*Bounty: 50*

*Bounty: 50*

I have a probably fairly basic question which I couldn’t find an answer to on here or anywhere else. Would really appreciate any thoughts on this 🙂

I am modelling the propagation of sound through a building. I have an observational dataset with ~20 observations, each observation representing the total volume over a set time period for a different point within the building. I have then built three different simulation models which produce estimates of the same total volume variable at each of the same points within the building. These data are all single-point estimates only (the models are deterministic and the observational data was produced with an instrument that doesn’t give an indication of error) rather than estimates with a confidence interval etc.

The simulations are statistical – think Excel-type model with deterministic equations (though it’s not in Excel)

How could I test: (1) is there a significant difference between the results of each set of simulated results and the observational data, and (2) which simulation model is closest match to the observational data?

My initial thoughts were:

- To test for differences: F-test to test for equal variance, then unpaired T-test to test for differences in means taking into account, for one model vs observations at a time
- To pick model most closely represents reality: a set of single OLS regressions, using the F-stat or R2 to select the set of modelled data (X) that best ‘predicts’ the observed data (Y).
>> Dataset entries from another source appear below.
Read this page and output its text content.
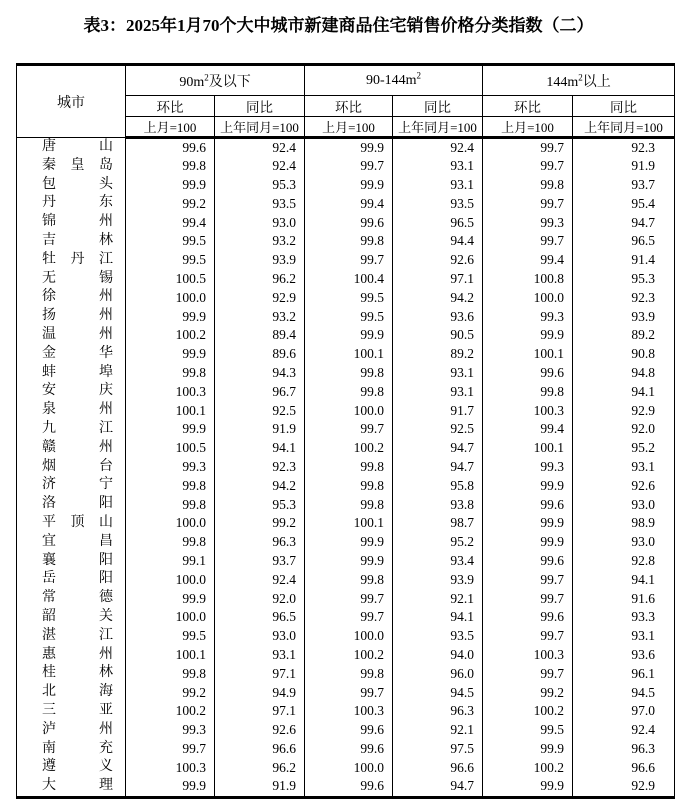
表3：2025年1月70个大中城市新建商品住宅销售价格分类指数（二）
城市	$90m^2$及以下		$90-144m^2$		$144m^2$以上	
	环比	同比	环比	同比	环比	同比
	上月=100	上年同月=100	上月=100	上年同月=100	上月=100	上年同月=100

唐 山	99.6	92.4	99.9	92.4	99.7	92.3

秦 皇 岛	99.8	92.4	99.7	93.1	99.7	91.9

包 头	99.9	95.3	99.9	93.1	99.8	93.7

丹 东	99.2	93.5	99.4	93.5	99.7	95.4

锦 州	99.4	93.0	99.6	96.5	99.3	94.7

吉 林	99.5	93.2	99.8	94.4	99.7	96.5

牡 丹 江	99.5	93.9	99.7	92.6	99.4	91.4

无 锡	100.5	96.2	100.4	97.1	100.8	95.3

徐 州	100.0	92.9	99.5	94.2	100.0	92.3

扬 州	99.9	93.2	99.5	93.6	99.3	93.9

温 州	100.2	89.4	99.9	90.5	99.9	89.2

金 华	99.9	89.6	100.1	89.2	100.1	90.8

蚌 埠	99.8	94.3	99.8	93.1	99.6	94.8

安 庆	100.3	96.7	99.8	93.1	99.8	94.1

泉 州	100.1	92.5	100.0	91.7	100.3	92.9

九 江	99.9	91.9	99.7	92.5	99.4	92.0

赣 州	100.5	94.1	100.2	94.7	100.1	95.2

烟 台	99.3	92.3	99.8	94.7	99.3	93.1

济 宁	99.8	94.2	99.8	95.8	99.9	92.6

洛 阳	99.8	95.3	99.8	93.8	99.6	93.0

平 顶 山	100.0	99.2	100.1	98.7	99.9	98.9

宜 昌	99.8	96.3	99.9	95.2	99.9	93.0

襄 阳	99.1	93.7	99.9	93.4	99.6	92.8

岳 阳	100.0	92.4	99.8	93.9	99.7	94.1

常 德	99.9	92.0	99.7	92.1	99.7	91.6

韶 关	100.0	96.5	99.7	94.1	99.6	93.3

湛 江	99.5	93.0	100.0	93.5	99.7	93.1

惠 州	100.1	93.1	100.2	94.0	100.3	93.6

桂 林	99.8	97.1	99.8	96.0	99.7	96.1

北 海	99.2	94.9	99.7	94.5	99.2	94.5

三 亚	100.2	97.1	100.3	96.3	100.2	97.0

泸 州	99.3	92.6	99.6	92.1	99.5	92.4

南 充	99.7	96.6	99.6	97.5	99.9	96.3

遵 义	100.3	96.2	100.0	96.6	100.2	96.6

大 理	99.9	91.9	99.6	94.7	99.9	92.9
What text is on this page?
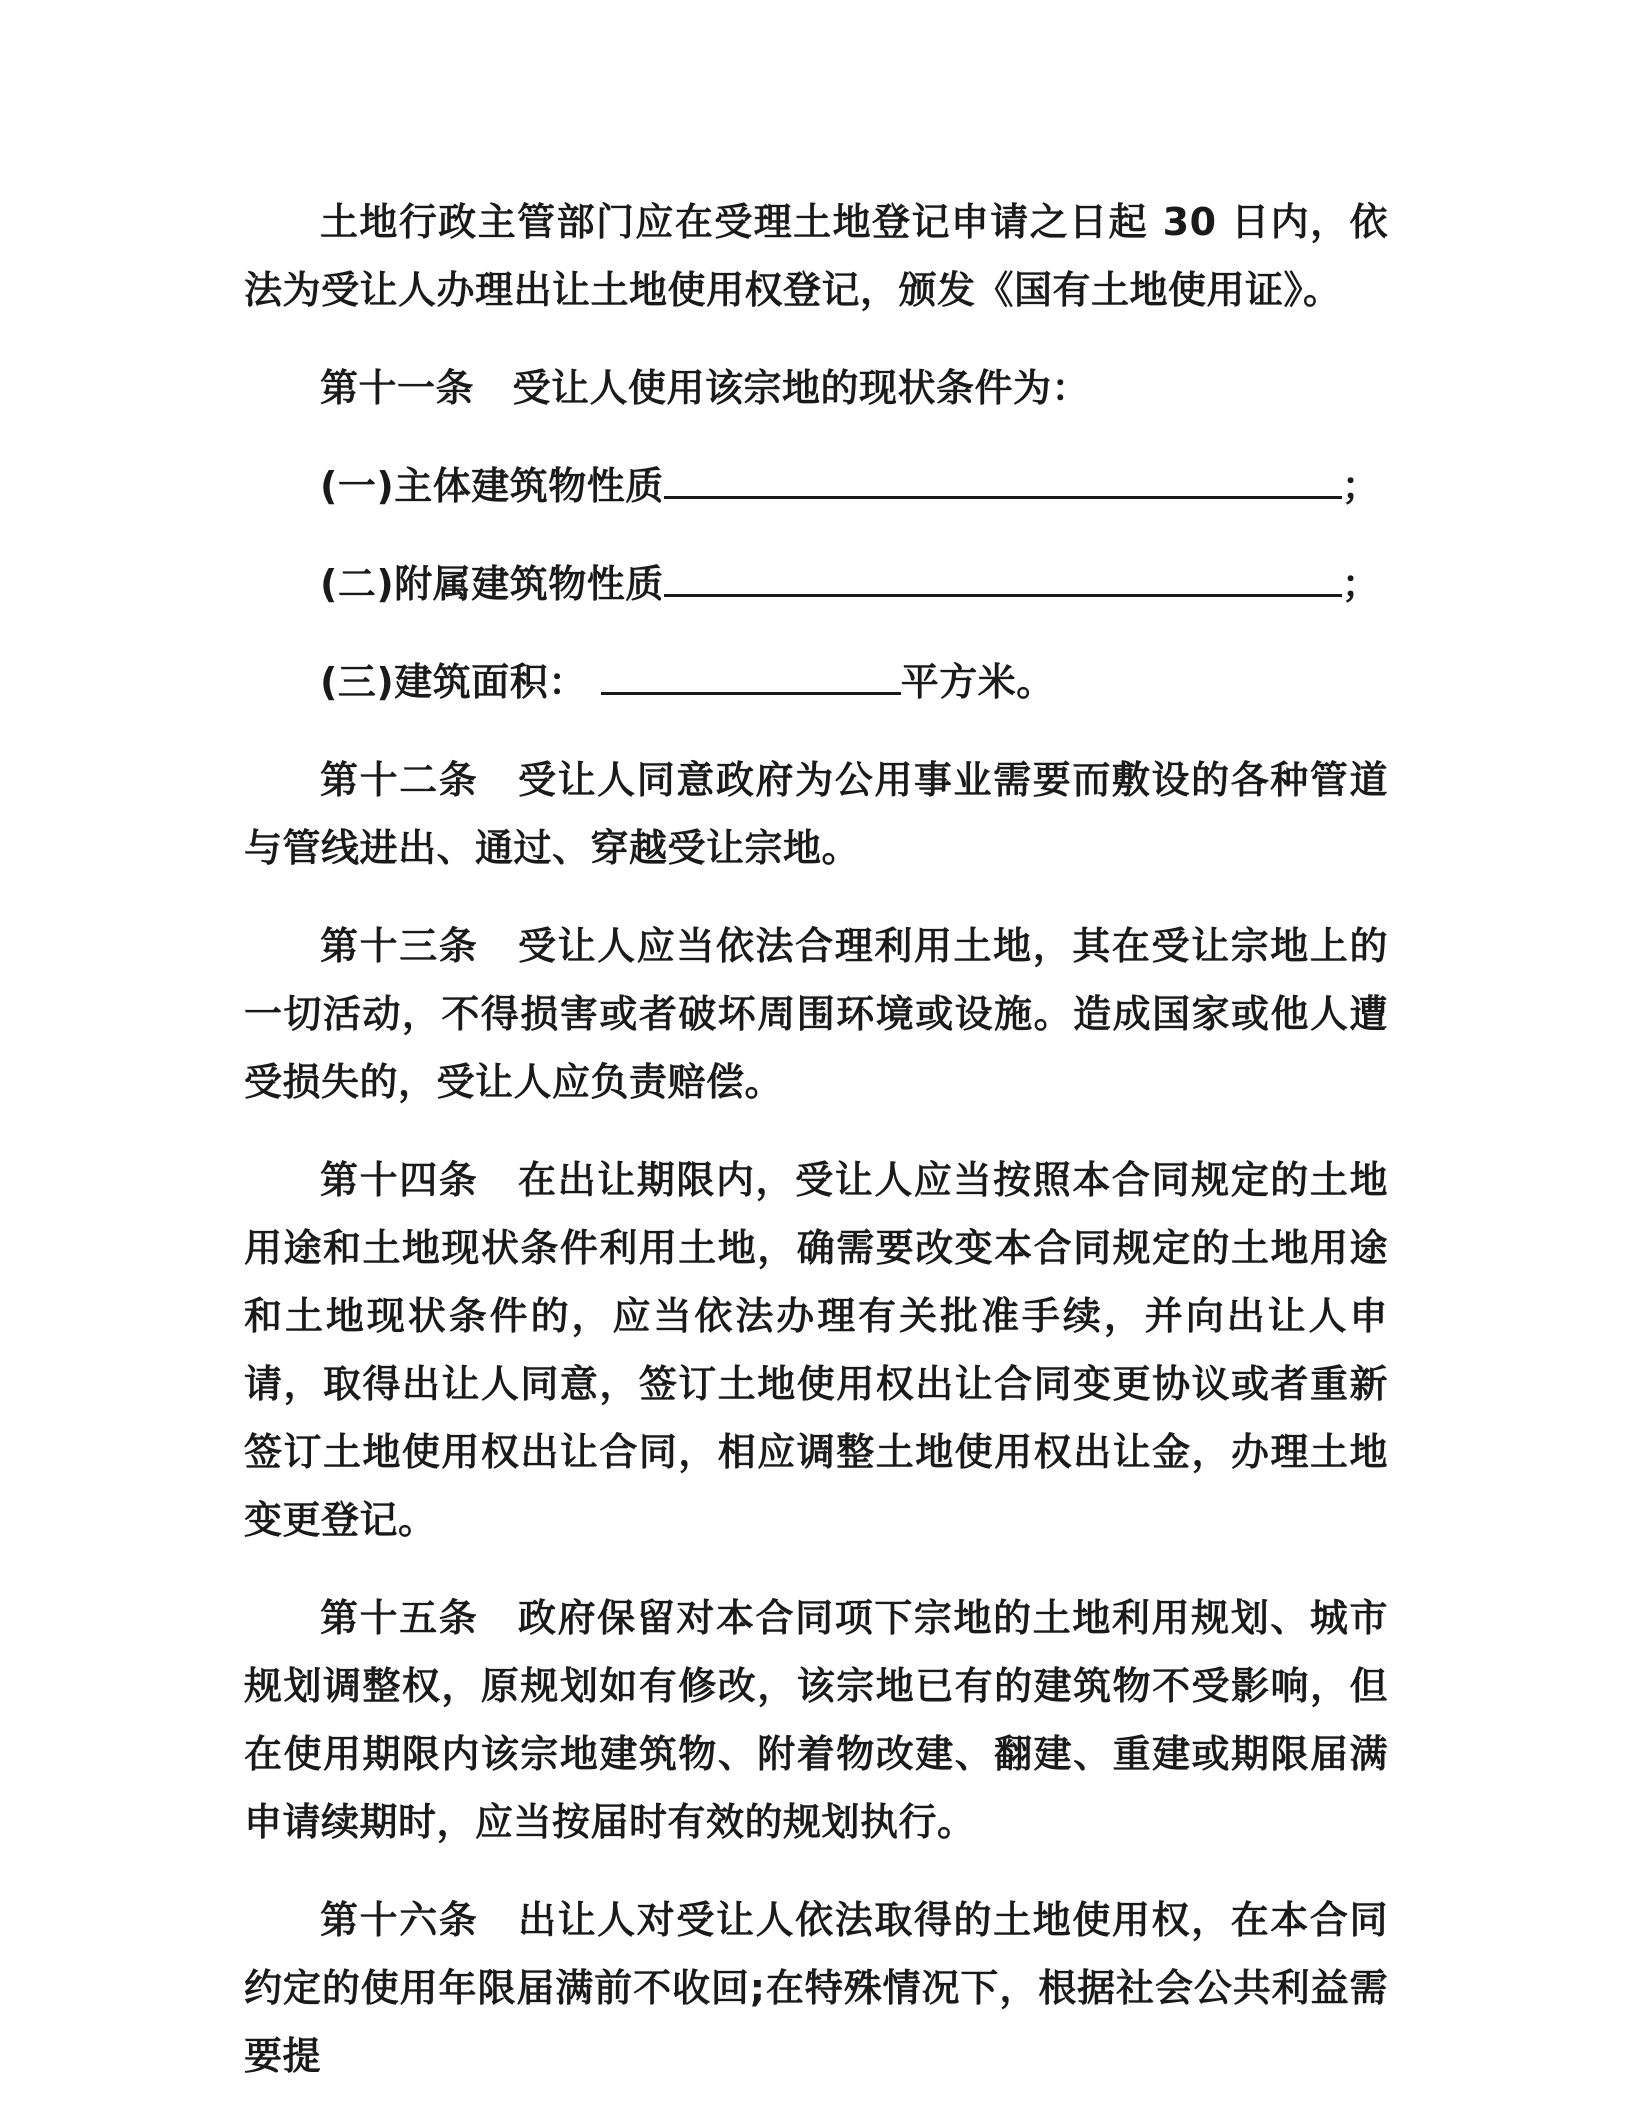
土地行政主管部门应在受理土地登记申请之日起 30 日内，依法为受让人办理出让土地使用权登记，颁发《国有土地使用证》。

第十一条　受让人使用该宗地的现状条件为：

(一)主体建筑物性质	；

(二)附属建筑物性质	；

(三)建筑面积：	平方米。

第十二条　受让人同意政府为公用事业需要而敷设的各种管道与管线进出、通过、穿越受让宗地。

第十三条　受让人应当依法合理利用土地，其在受让宗地上的一切活动，不得损害或者破坏周围环境或设施。造成国家或他人遭受损失的，受让人应负责赔偿。

第十四条　在出让期限内，受让人应当按照本合同规定的土地用途和土地现状条件利用土地，确需要改变本合同规定的土地用途和土地现状条件的，应当依法办理有关批准手续，并向出让人申请，取得出让人同意，签订土地使用权出让合同变更协议或者重新签订土地使用权出让合同，相应调整土地使用权出让金，办理土地变更登记。

第十五条　政府保留对本合同项下宗地的土地利用规划、城市规划调整权，原规划如有修改，该宗地已有的建筑物不受影响，但在使用期限内该宗地建筑物、附着物改建、翻建、重建或期限届满申请续期时，应当按届时有效的规划执行。

第十六条　出让人对受让人依法取得的土地使用权，在本合同约定的使用年限届满前不收回;在特殊情况下，根据社会公共利益需要提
I am thinking that because I am not interested in the regression coefficients themselves or any out-of-sample predictive or explanatory power, it doesn’t make sense to hone the model in any way (transformations, standard errors, different varieties of regression etc) – the ‘perfect’ model here would be y = x. However that also feels a bit sketchy?

Some other thoughts which I wondered about but not sure about them as I can’t find much info on them:

- Some comparison of sum of squared differences (or absolute differences) between the observations and modelled results?
- Something about testing whether regression slope coefficient is different from 1 (as 1 = a ‘perfect’ model result where it exactly predicts the observed data) .. however I haven’t seen this and can’t get my head around quite how it would work or what it would show
- Picking best model based on T-stat from the T-test results

As a secondary question, it looks like certain models are better at predicting for specific parts of the building than others, which is quite interesting. I was thinking of running a T-test for those specific parts of the building (ie cutting down the dataset to those observations only) to test whether (for example) model A has a significant difference to the observed data in room A but not for room B.

I’d really appreciate any thoughts, ideas, suggestions etc.! Ideally I am looking for something that is relatively simple to implement and interpret because (as you can probably tell) my statistical knowledge is (at the moment!) fairly basic. Thank you in advance! 🙂

PS it is pretty ‘obvious’ from eyeballing the data that some models produce results that are closer to the real data than others, but there are some which are close to each other and I’d like to try approaching this in a more rigorous way.